Leitos told himself he must have misheard. “ My grandfather told me those same tales.”
Finding no impending trouble, the Hunter shrugged his broad shoulders. “Why should that bother you?” he snorted disdainfully.
“Your grandfather’s grandfather,” Leitos said slowly. “That would mean the last age ended nearly two hundred years ago.”
The Hunter offered him a bland look. “Depending on who does the telling, the new age dawned near on three or four lifetimes of men gone,” he confirmed. “But to my mind, the only thing that really matters is that the Faceless One rose from the ashes of what was, and he has ruled these past seven score years.” Such a vast number in relation to the Faceless One did not shock him anymore than it did Leitos, for it was known that the Faceless One was not human.
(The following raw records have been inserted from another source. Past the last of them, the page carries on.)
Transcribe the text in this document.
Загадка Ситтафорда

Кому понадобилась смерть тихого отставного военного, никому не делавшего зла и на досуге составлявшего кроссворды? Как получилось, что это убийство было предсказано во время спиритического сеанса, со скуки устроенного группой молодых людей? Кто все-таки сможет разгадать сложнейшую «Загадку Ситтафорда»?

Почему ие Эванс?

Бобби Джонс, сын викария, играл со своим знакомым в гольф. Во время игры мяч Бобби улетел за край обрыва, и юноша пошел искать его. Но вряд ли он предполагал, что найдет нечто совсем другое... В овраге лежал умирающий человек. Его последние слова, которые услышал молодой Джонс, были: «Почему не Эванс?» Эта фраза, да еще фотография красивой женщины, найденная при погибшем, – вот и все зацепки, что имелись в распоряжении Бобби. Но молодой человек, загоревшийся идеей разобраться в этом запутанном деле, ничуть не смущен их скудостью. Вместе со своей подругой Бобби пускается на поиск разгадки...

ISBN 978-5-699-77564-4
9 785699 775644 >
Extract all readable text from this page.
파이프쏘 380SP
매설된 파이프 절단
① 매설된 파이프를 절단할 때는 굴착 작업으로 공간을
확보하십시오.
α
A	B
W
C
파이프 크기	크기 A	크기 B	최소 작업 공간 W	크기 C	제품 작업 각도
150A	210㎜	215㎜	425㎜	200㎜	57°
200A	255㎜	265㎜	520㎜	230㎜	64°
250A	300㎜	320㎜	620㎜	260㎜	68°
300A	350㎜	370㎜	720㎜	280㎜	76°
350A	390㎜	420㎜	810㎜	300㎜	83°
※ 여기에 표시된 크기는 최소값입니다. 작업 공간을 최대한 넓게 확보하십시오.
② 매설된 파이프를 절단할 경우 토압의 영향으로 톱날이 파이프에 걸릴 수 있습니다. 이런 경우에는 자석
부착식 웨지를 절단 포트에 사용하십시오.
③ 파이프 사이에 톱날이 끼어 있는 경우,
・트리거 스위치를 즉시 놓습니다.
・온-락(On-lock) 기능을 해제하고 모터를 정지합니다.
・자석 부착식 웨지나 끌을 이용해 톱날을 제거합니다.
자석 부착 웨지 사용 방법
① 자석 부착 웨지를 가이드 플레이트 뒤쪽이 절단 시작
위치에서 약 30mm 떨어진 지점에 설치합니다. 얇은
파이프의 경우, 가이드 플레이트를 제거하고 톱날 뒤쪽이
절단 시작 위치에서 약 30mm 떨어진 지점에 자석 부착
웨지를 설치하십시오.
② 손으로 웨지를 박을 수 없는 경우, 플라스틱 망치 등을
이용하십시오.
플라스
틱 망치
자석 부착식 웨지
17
Just what he was, however, was a matter of speculation.
“You do not understand,” Leitos insisted. “My grandfather told me he was a boy before the Faceless One came. He was old, but not that old.”
“I keep telling you, men are liars. Your grandfather included. I suspect he fed you all manner of deceits, the whole of your life. He probably lied so much that he began to believe his own drivel. If you were not such a blithering idiot, you would have thought about that before you fled your masters, and spared yourself a mountain of trouble.”
Indifferent to any response Leitos might have offered, the Hunter turned and followed a wild goat trail down off the bluff. Slipping and sliding, using stiff brush for handholds, they managed to reach the bottom just as the sun dropped below the horizon, its legacy setting the sky ablaze with a dusky crimson light.